L’innovation est également une question importante dans l’évolution. Si on a la tête dans le guidon, on n’aperçoit aucun chemin divergent. Darwin fait l’éloge des petites différences qui nous définissent beaucoup plus que les points communs. Le chimpanzé est un animal politique, sa stratégie sociale est l’épouillage. Chez lui, le vainqueur n’est pas le plus fort mais le plus habile à créer des coalitions, prendre le pouvoir et redistribuer les ressources. Ce qui définit l’humain, c’est le temps social, le temps passé avec les autres. Pas tout le temps ensemble, mais du temps qualitatif avec des lieux rituels qui incluent les jeunes et leur permettent de rencontrer les anciens. Il est important de manger ensemble. Si les hommes et les femmes français sont les plus minces en Europe, c’est parfaitement corrélé (statistiquement) avec le temps social passé à manger et avec la structuration des repas. il existe deux types d’innovation : Lamarckienne (ingénieur, améliore des filières existantes) et Darwinienne (les mutations génétiques : créer de la variation sans augurer de ses usages possibles)

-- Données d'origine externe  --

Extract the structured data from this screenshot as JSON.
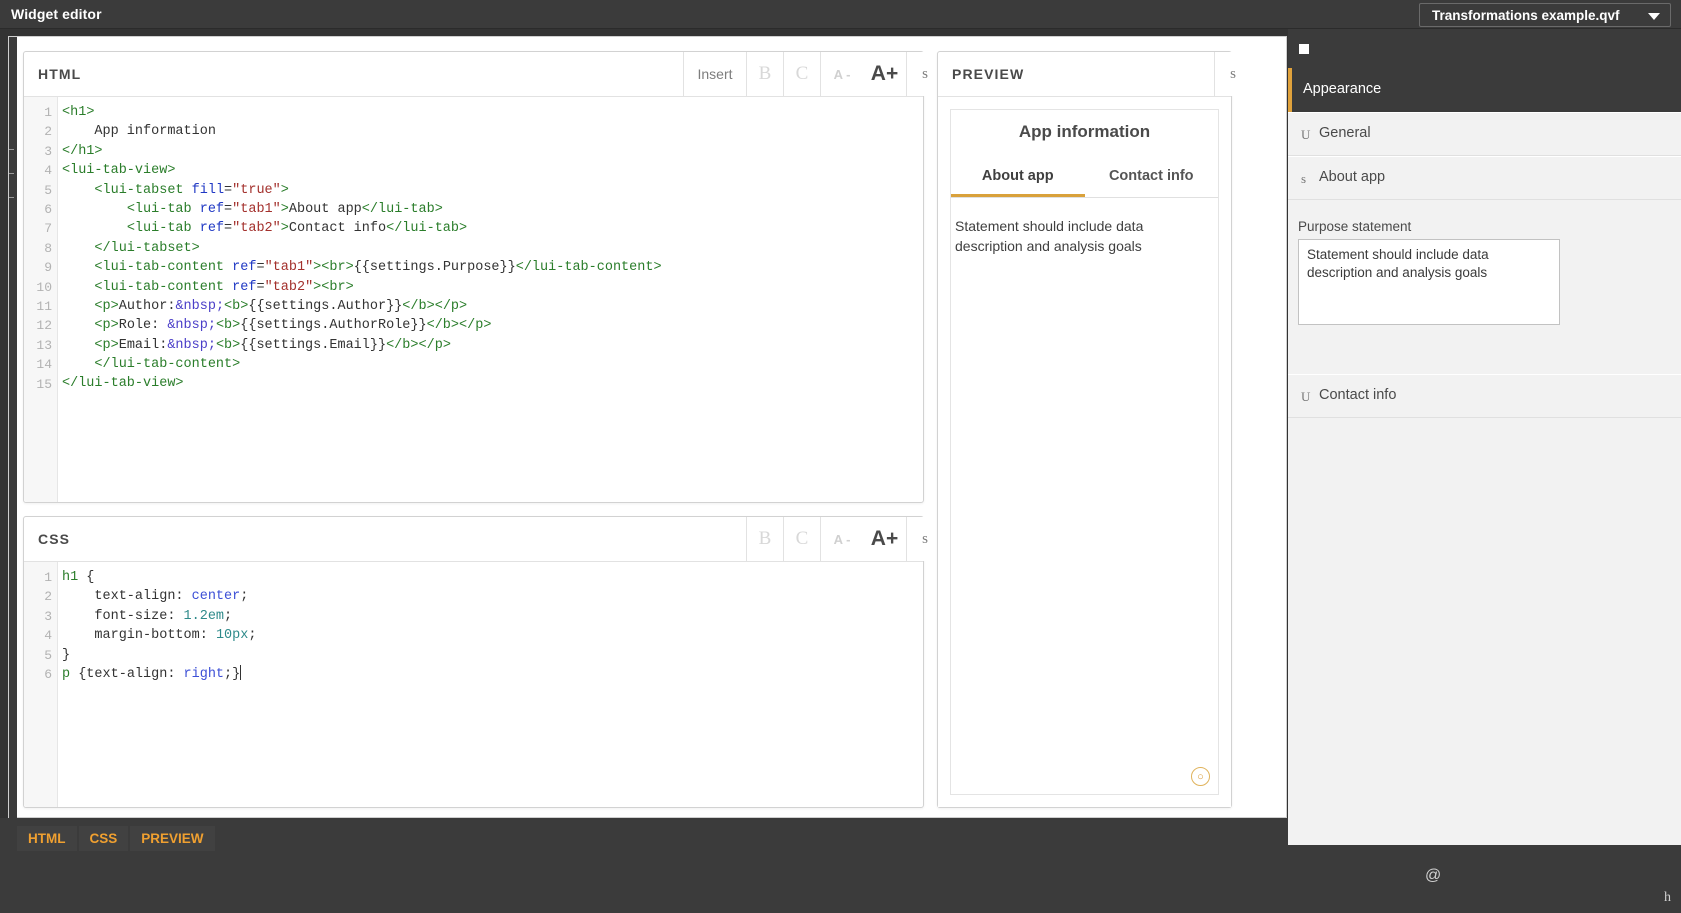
{
  "topbar": {
    "title": "Widget editor",
    "app_name": "Transformations example.qvf",
    "caret_icon": "chevron-down-icon"
  },
  "html_panel": {
    "title": "HTML",
    "toolbar": {
      "insert": "Insert",
      "bold": "B",
      "comment": "C",
      "font_decrease": "A -",
      "font_increase": "A+",
      "settings": "s"
    },
    "line_numbers": [
      "1",
      "2",
      "3",
      "4",
      "5",
      "6",
      "7",
      "8",
      "9",
      "10",
      "11",
      "12",
      "13",
      "14",
      "15"
    ],
    "code": [
      "<h1>",
      "    App information",
      "</h1>",
      "<lui-tab-view>",
      "    <lui-tabset fill=\"true\">",
      "        <lui-tab ref=\"tab1\">About app</lui-tab>",
      "        <lui-tab ref=\"tab2\">Contact info</lui-tab>",
      "    </lui-tabset>",
      "    <lui-tab-content ref=\"tab1\"><br>{{settings.Purpose}}</lui-tab-content>",
      "    <lui-tab-content ref=\"tab2\"><br>",
      "    <p>Author:&nbsp;<b>{{settings.Author}}</b></p>",
      "    <p>Role: &nbsp;<b>{{settings.AuthorRole}}</b></p>",
      "    <p>Email:&nbsp;<b>{{settings.Email}}</b></p>",
      "    </lui-tab-content>",
      "</lui-tab-view>"
    ]
  },
  "css_panel": {
    "title": "CSS",
    "toolbar": {
      "bold": "B",
      "comment": "C",
      "font_decrease": "A -",
      "font_increase": "A+",
      "settings": "s"
    },
    "line_numbers": [
      "1",
      "2",
      "3",
      "4",
      "5",
      "6"
    ],
    "code": [
      "h1 {",
      "    text-align: center;",
      "    font-size: 1.2em;",
      "    margin-bottom: 10px;",
      "}",
      "p {text-align: right;}"
    ]
  },
  "preview_panel": {
    "title": "PREVIEW",
    "toolbar": {
      "settings": "s"
    },
    "heading": "App information",
    "tabs": [
      {
        "label": "About app",
        "active": true
      },
      {
        "label": "Contact info",
        "active": false
      }
    ],
    "content": "Statement should include data description and analysis goals",
    "badge_icon": "info-circle-icon"
  },
  "sidebar": {
    "square_icon": "stop-square-icon",
    "section_title": "Appearance",
    "rows": [
      {
        "icon": "collapse-icon",
        "icon_glyph": "U",
        "label": "General"
      },
      {
        "icon": "expand-icon",
        "icon_glyph": "s",
        "label": "About app"
      }
    ],
    "field": {
      "label": "Purpose statement",
      "value": "Statement should include data description and analysis goals",
      "placeholder": ""
    },
    "bottom_row": {
      "icon": "collapse-icon",
      "icon_glyph": "U",
      "label": "Contact info"
    },
    "footer": {
      "at_icon": "@",
      "h_icon": "h"
    }
  },
  "bottombar": {
    "tabs": [
      "HTML",
      "CSS",
      "PREVIEW"
    ]
  },
  "colors": {
    "accent": "#e0a23c",
    "dark": "#3b3b3b",
    "tab_underline": "#d9a13b",
    "tag": "#2a7d2a",
    "attr": "#1f38c4",
    "string": "#a3302c"
  }
}
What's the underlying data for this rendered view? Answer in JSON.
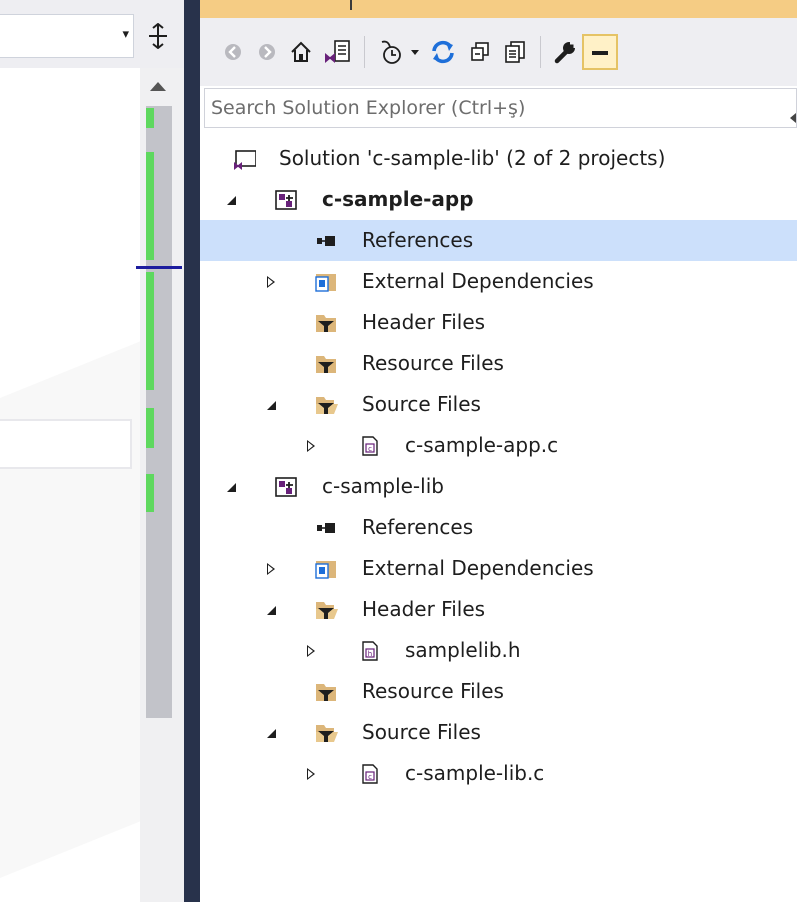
{
  "solution_explorer": {
    "search_placeholder": "Search Solution Explorer (Ctrl+ş)",
    "toolbar_icons": [
      "back-icon",
      "forward-icon",
      "home-icon",
      "switch-views-icon",
      "pending-changes-filter-icon",
      "dropdown-arrow-icon",
      "sync-icon",
      "collapse-all-icon",
      "show-all-files-icon",
      "properties-wrench-icon",
      "preview-toggle-icon"
    ],
    "tree": [
      {
        "label": "Solution 'c-sample-lib' (2 of 2 projects)",
        "icon": "solution-icon",
        "expander": "none"
      },
      {
        "label": "c-sample-app",
        "icon": "project-icon",
        "expander": "expanded",
        "bold": true
      },
      {
        "label": "References",
        "icon": "references-icon",
        "expander": "none",
        "selected": true
      },
      {
        "label": "External Dependencies",
        "icon": "external-dependencies-icon",
        "expander": "collapsed"
      },
      {
        "label": "Header Files",
        "icon": "filter-folder-icon",
        "expander": "none"
      },
      {
        "label": "Resource Files",
        "icon": "filter-folder-icon",
        "expander": "none"
      },
      {
        "label": "Source Files",
        "icon": "filter-folder-open-icon",
        "expander": "expanded"
      },
      {
        "label": "c-sample-app.c",
        "icon": "c-file-icon",
        "expander": "collapsed"
      },
      {
        "label": "c-sample-lib",
        "icon": "project-icon",
        "expander": "expanded"
      },
      {
        "label": "References",
        "icon": "references-icon",
        "expander": "none"
      },
      {
        "label": "External Dependencies",
        "icon": "external-dependencies-icon",
        "expander": "collapsed"
      },
      {
        "label": "Header Files",
        "icon": "filter-folder-open-icon",
        "expander": "expanded"
      },
      {
        "label": "samplelib.h",
        "icon": "h-file-icon",
        "expander": "collapsed"
      },
      {
        "label": "Resource Files",
        "icon": "filter-folder-icon",
        "expander": "none"
      },
      {
        "label": "Source Files",
        "icon": "filter-folder-open-icon",
        "expander": "expanded"
      },
      {
        "label": "c-sample-lib.c",
        "icon": "c-file-icon",
        "expander": "collapsed"
      }
    ]
  },
  "colors": {
    "accent_title_strip": "#f5cc84",
    "selection": "#cce0fb",
    "splitter": "#28324b",
    "scroll_marker_green": "#5ed85e",
    "caret_marker_blue": "#1c1c9e",
    "vs_purple": "#68217a",
    "sync_blue": "#1e6fd9"
  }
}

Les rituels de passage ont disparu de toutes les sociétés humaines. Les Néanderthal avaient déjà des rituels funèbres. Les primates ont des préoccupations autour de la mort. L’idéologie de progrès a conduit a dégrader le passé, ce qui est une énorme erreur. Depuis homo Erectus, depuis au moins un million d’années, le propre de l’homme est de donner du sens, de créer une émotion esthétique et d’y consacrer plus de temps que nous. Nous sommes des êtres de sens, plongés en permanence dans la nécessité d’une intéraction sémantique. Ce n’est pas l’évolution qui a un sens, c’est l’évolution qui a permis de donner un sens à l’évolution.
Par contre, Les bactéries étaient les premières formes de vie sur la terre, et elles nous enterreront, même si elles ne sont pas capables de réfléchir au sens de la vie.
Merci de rendre hommage à l’anthropologie qui maintient une approche non déterministe et de nous résumer le témoignage de Pascal Picq qui en effet s’est passionné pour l’utilité sociale de l’épouillage chez les grands singes et de son équivalence humaine appelée le cirage de pompe, l’être “politique” et sa version plus élaborée de “faire son réseau”.
J’aime bien l’idée de la slow science ce qui est quand même un comble pour un paleo * !!! HIHI
Mais je suis quand même partagée sur le caractère social de l’homme. l’homme est aussi un être solitaire. Solitaire et social c’est une de nos spécificités. L’homme pensant a besoin d’intériorité et donc de solitude; c’est bien la difficulté de notre civilisation qui occupe sans arrêt notre esprit avec du bruit, des images, des occupations et des relations sans intérêt qui perturbent notre besoin de temps profond, celui où s’enracinent nos histoires préférées. Oui l’autre manque et le soi aussi.
Sur les bactéries je conseille le livre de l’excellent Jean Michel Truong (S.F) : le successeur de pierre.
* clin d’œil : il faudrait 25 ans à un médecin pour lire une année de publication médicale.